Why the fuck would you spell it “1st” if it’s not 1?
Edit: Which is not pronounced “onest”. I think people might be missing the point here; I’m actually a fan of zero indexing.
They said 1st as an abbreviation of first (it’s a normal abbreviation 1st, 2nd, 3rd … 7th abbreviate first, second, third … seventh)
Interestingly, we’ve got the same glitch in the Gregorian calendar, where the year 0 doesn’t exist. So the 21st century started in 2001…
Yup. We should really zero-index century names and years AD/BC as well, but we don’t. If we were still using Roman numerals it would be no big deal, but we rarely do, so there’s a confusing clash.

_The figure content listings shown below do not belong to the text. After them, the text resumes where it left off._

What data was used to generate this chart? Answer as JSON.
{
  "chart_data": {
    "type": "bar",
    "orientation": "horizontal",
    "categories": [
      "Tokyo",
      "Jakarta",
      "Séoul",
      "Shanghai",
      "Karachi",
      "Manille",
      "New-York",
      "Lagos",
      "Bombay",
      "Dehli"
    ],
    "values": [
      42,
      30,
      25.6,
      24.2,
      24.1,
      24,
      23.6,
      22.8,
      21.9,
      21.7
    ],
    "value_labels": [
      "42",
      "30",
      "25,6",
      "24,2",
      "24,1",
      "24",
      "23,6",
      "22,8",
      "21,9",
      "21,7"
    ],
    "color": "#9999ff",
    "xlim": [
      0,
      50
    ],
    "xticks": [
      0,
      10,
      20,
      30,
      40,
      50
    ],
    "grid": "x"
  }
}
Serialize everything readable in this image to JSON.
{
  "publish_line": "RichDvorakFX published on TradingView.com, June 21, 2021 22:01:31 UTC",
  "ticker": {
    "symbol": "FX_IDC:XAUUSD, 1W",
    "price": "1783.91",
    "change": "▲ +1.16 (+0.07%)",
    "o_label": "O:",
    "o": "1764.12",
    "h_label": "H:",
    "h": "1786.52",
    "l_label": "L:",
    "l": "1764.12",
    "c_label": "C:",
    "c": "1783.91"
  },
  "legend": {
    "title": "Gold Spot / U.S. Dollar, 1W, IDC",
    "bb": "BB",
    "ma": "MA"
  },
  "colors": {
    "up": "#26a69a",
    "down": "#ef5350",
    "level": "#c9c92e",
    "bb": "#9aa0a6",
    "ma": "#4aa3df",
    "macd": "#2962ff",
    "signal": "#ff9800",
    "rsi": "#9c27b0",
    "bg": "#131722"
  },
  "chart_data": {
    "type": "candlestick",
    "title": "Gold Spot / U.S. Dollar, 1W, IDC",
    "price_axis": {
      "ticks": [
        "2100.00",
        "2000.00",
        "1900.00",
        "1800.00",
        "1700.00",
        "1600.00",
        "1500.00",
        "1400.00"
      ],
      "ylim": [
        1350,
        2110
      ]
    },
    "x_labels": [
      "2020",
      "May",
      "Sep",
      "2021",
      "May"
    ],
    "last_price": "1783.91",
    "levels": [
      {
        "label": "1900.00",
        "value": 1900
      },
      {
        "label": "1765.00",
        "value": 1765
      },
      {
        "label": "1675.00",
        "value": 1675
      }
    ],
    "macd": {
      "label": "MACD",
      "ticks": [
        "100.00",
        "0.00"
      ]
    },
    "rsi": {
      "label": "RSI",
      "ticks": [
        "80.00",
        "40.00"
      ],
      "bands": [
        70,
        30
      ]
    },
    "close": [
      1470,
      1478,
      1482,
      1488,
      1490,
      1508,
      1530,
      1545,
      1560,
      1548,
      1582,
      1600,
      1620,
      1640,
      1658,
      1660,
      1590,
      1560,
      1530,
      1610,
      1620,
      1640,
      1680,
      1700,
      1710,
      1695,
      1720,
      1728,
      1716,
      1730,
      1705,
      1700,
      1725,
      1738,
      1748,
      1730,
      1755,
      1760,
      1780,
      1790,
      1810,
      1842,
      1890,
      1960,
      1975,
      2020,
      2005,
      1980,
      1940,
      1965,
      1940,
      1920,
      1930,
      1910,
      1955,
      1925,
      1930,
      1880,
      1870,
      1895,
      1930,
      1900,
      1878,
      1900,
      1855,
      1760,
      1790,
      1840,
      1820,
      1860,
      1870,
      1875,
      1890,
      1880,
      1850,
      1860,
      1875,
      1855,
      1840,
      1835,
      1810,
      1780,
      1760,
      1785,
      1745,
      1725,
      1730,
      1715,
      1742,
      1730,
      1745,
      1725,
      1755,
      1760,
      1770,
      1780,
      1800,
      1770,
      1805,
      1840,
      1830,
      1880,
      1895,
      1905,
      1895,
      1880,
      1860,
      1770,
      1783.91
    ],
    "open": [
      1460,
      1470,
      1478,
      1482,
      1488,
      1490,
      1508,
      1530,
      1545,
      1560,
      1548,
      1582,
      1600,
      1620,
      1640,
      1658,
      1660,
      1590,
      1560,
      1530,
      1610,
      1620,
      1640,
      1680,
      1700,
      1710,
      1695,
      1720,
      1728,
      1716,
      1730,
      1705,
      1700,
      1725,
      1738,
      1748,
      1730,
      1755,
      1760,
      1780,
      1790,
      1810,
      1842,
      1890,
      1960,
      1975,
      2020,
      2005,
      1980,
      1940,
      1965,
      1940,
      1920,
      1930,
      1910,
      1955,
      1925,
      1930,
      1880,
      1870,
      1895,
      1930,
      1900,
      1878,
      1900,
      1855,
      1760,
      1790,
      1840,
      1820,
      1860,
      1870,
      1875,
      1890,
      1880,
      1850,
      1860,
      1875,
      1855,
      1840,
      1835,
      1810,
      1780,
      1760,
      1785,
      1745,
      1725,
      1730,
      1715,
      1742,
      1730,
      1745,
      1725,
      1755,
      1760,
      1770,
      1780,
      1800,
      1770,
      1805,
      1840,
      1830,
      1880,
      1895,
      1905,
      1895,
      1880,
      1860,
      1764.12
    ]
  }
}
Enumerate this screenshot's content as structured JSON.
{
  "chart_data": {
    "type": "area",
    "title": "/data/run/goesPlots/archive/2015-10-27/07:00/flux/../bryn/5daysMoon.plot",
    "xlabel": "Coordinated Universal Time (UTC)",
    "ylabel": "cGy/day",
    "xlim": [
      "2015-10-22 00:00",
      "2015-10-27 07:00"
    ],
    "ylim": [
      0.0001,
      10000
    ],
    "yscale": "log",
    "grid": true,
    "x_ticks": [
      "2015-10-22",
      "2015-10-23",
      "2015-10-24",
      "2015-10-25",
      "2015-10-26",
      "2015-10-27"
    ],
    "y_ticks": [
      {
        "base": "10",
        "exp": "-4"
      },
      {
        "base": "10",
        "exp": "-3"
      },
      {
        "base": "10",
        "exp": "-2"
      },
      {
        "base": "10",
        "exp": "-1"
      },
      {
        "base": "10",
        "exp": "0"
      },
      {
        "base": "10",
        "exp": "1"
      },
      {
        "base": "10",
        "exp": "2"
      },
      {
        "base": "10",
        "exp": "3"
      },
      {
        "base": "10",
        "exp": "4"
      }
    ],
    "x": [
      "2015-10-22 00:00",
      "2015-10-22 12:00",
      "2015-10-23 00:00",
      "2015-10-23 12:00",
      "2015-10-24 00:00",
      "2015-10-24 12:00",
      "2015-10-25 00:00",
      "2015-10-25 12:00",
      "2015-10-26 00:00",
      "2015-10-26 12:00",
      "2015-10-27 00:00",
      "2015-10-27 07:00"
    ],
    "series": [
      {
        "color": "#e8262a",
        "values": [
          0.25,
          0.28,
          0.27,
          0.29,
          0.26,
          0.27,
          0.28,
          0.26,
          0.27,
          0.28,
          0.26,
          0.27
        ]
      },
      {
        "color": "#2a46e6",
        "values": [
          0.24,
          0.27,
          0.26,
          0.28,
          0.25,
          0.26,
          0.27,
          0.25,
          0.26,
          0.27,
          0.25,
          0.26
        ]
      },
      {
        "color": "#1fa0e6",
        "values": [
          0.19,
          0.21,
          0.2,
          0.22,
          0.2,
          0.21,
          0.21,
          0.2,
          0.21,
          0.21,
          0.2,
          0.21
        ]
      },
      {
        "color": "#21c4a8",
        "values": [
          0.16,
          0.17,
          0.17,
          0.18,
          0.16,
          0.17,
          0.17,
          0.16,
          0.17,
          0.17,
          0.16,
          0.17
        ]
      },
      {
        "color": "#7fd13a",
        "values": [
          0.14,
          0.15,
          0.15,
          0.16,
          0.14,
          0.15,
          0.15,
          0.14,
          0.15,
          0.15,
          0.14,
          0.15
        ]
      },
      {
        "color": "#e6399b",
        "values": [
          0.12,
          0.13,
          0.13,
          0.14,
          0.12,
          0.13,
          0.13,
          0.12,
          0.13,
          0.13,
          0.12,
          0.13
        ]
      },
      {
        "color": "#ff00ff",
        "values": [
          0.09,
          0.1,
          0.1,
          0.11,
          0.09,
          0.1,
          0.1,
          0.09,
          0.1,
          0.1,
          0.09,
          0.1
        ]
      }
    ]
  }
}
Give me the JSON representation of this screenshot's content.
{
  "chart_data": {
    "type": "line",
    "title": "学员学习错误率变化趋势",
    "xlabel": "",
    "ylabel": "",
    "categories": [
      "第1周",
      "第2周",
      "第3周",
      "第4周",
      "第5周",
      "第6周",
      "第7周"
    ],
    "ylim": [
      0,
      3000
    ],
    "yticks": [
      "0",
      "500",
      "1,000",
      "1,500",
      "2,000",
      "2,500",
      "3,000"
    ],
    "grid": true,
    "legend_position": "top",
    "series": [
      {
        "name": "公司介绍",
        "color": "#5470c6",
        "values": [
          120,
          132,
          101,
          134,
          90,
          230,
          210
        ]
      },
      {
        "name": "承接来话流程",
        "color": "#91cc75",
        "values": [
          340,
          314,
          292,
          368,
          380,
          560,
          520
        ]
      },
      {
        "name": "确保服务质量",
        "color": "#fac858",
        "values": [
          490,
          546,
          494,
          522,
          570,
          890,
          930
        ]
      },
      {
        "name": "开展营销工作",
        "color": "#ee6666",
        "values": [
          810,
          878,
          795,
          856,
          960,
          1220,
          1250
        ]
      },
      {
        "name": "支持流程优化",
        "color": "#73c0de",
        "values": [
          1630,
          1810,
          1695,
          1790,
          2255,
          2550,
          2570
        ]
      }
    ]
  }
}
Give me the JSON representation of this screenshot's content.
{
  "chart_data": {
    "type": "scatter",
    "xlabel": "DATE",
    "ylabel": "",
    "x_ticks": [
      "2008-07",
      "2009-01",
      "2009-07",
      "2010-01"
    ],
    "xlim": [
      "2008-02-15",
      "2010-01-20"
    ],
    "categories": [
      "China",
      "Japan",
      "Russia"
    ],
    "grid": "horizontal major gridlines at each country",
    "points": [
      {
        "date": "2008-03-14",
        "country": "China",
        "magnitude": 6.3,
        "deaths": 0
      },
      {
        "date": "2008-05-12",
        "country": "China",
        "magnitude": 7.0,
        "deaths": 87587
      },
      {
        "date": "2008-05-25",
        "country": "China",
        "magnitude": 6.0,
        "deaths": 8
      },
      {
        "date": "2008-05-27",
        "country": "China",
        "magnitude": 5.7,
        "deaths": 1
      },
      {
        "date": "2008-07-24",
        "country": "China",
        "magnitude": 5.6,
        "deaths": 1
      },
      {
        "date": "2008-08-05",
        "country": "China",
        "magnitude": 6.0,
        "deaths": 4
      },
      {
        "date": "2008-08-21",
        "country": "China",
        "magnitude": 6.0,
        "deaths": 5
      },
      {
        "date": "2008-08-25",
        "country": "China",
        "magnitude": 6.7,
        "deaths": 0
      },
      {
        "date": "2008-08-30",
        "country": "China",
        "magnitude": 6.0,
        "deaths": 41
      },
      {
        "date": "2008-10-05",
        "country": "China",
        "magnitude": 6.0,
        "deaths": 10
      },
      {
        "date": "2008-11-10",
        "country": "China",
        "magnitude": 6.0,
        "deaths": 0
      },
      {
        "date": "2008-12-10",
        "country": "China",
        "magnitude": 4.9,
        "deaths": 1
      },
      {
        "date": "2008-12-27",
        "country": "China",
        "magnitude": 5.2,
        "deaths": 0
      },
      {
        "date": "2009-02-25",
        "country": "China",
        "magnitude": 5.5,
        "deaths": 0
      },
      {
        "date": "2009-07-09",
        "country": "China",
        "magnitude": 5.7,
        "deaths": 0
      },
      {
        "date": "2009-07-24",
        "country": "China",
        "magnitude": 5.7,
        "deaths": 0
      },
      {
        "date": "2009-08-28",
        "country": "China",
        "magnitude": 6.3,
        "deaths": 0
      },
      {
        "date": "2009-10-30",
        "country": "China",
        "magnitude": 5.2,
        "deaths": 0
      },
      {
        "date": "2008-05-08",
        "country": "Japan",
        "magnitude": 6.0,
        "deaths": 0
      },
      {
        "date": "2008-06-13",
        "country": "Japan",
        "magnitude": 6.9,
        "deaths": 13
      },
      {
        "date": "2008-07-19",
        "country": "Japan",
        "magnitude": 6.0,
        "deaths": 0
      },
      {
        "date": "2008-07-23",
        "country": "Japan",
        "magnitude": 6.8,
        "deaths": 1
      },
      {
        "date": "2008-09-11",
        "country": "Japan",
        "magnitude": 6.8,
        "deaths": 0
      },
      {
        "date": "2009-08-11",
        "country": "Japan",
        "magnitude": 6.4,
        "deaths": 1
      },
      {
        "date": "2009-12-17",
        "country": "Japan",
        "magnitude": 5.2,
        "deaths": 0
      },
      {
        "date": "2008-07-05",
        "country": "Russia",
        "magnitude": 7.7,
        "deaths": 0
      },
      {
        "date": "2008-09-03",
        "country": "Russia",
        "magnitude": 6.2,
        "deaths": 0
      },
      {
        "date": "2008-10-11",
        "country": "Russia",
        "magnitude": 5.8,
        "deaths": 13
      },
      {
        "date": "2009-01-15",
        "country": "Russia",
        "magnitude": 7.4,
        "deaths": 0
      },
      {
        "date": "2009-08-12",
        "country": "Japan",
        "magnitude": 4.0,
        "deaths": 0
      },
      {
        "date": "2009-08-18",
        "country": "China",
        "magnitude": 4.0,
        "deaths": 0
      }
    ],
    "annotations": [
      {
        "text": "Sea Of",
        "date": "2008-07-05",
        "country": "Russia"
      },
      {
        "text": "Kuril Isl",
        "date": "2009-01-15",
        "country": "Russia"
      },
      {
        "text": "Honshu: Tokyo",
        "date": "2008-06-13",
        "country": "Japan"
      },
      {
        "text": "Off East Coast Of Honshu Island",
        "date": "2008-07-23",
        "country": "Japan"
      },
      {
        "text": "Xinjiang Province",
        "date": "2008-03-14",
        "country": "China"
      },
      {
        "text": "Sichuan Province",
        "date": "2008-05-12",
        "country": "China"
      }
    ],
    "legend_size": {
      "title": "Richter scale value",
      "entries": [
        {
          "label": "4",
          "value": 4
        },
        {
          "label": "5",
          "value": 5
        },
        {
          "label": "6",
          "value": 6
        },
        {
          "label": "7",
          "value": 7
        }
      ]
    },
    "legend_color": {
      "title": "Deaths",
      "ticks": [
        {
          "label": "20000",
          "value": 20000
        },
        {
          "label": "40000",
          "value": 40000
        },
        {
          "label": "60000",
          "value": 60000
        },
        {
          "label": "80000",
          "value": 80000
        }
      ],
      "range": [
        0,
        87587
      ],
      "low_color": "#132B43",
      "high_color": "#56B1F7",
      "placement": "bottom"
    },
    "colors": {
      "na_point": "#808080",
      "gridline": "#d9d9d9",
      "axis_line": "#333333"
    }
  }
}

I’m not sure if it was this programming humour community or another where I had a big exchange on the topic before.
I suppose you could have some kind of positional system that’s one-indexed, so 999AD = 1111999AD, and 2000 would be written 2111, but you’d have to completely redo the way arithmetic works, and that defeats the point a bit. And, the new 999 would not be our 999, because it’s effectively base 9.
I feel like the joke would’ve landed better if it said “first”. I know it’s pronounced the same way, but I’m gonna argue anyway that there’s a subtle difference. I’ve heard 0th used in cs to describe what was at the 0-index, so in that context 1st would be"second", but “first” generally means “nothing before it”. English is weird. I wonder if anyone knows whether the word “first” or “1st” came 1st (lol)?
Ordinal vs. cardinal. It’s “first” not “onest”, right? Even the ancient proto-Germanic speakers could tell there’s a difference. (In fact, it’s basically a contraction of “foremost”, and has nothing to do with numbers; their weak numeracy was an advantage on this topic)
If we weren’t implicitly choosing 1-indexing it would be 1nd for “second” (and still not “onend” or something). That breaks down once you get to third and fourth, though.